# Eliminator RC™ Quick Change Chuck



## tauras (Sep 20, 2008)

Greetings,
I've been trying to discover if the Eliminator RC™ Quick Change Chuck will fit my Milwaukee 5625-29 Router.

They have a version that will fit the Porter Cable 630, 690, 691, 693, 7518, 7519, 7536, 7537, 7538 and 7539.

Does anyone know if it will fit my Milwaukee 5625-29 Router?

Russ


----------



## fourstake (Jan 11, 2010)

Russ, 
Did you ever get any response to your question. I just purchased Milwaukee's 5626-68 and I am looking for the same information. Thanks, Tim


----------



## tauras (Sep 20, 2008)

Tim,
Never got any response...

but I bought the Eliminator (the one for Porter Cable) at Woodcraft and tried it. They were nice enough to let me try it. They didn't know if it would fit either.
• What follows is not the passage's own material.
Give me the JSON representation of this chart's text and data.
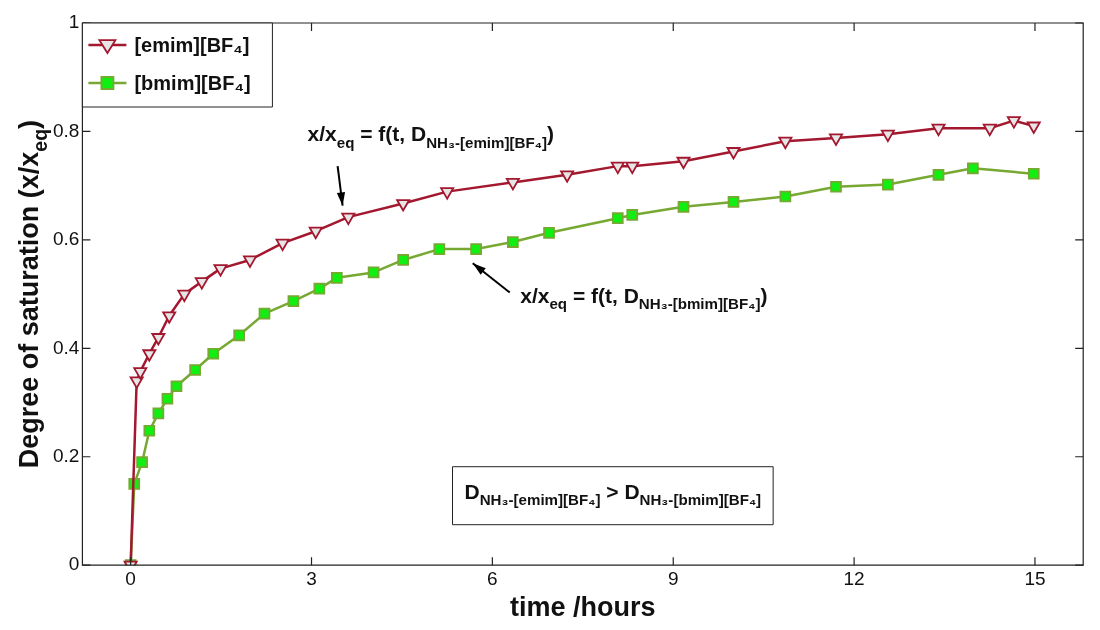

The Eliminator does not fit my Milwaukee's router. What a disappointment. I took it back to Woodcraft.

I suppose I can try the other type that fits like a bit.

Russ


----------



## fourstake (Jan 11, 2010)

Russ, thanks for the info. I actually knew the Eliminator did not fit the Milwaukee, but that's what popped into my mind when I first threw out my question. I've got one on my Bosch, so that may have prompted my confusion. The quick change chuck I was referring to is called Xtreme Xtension. It appears that you can use it on any router given the fact that it is designed to fit into the routers collet rather than over it as the Eliminator does. The Xtreme Xtension appears to be primarily designed to give you added reach, where the Eliminator is focused on its ability to reduce bit change time. Amazon sells it for 64.95 and it has high ratings from those who have purchased it.


----------



## Dr.Zook (Sep 10, 2004)

Hello fourstake, and welcome to the RouterForums. Thanks for joining.


----------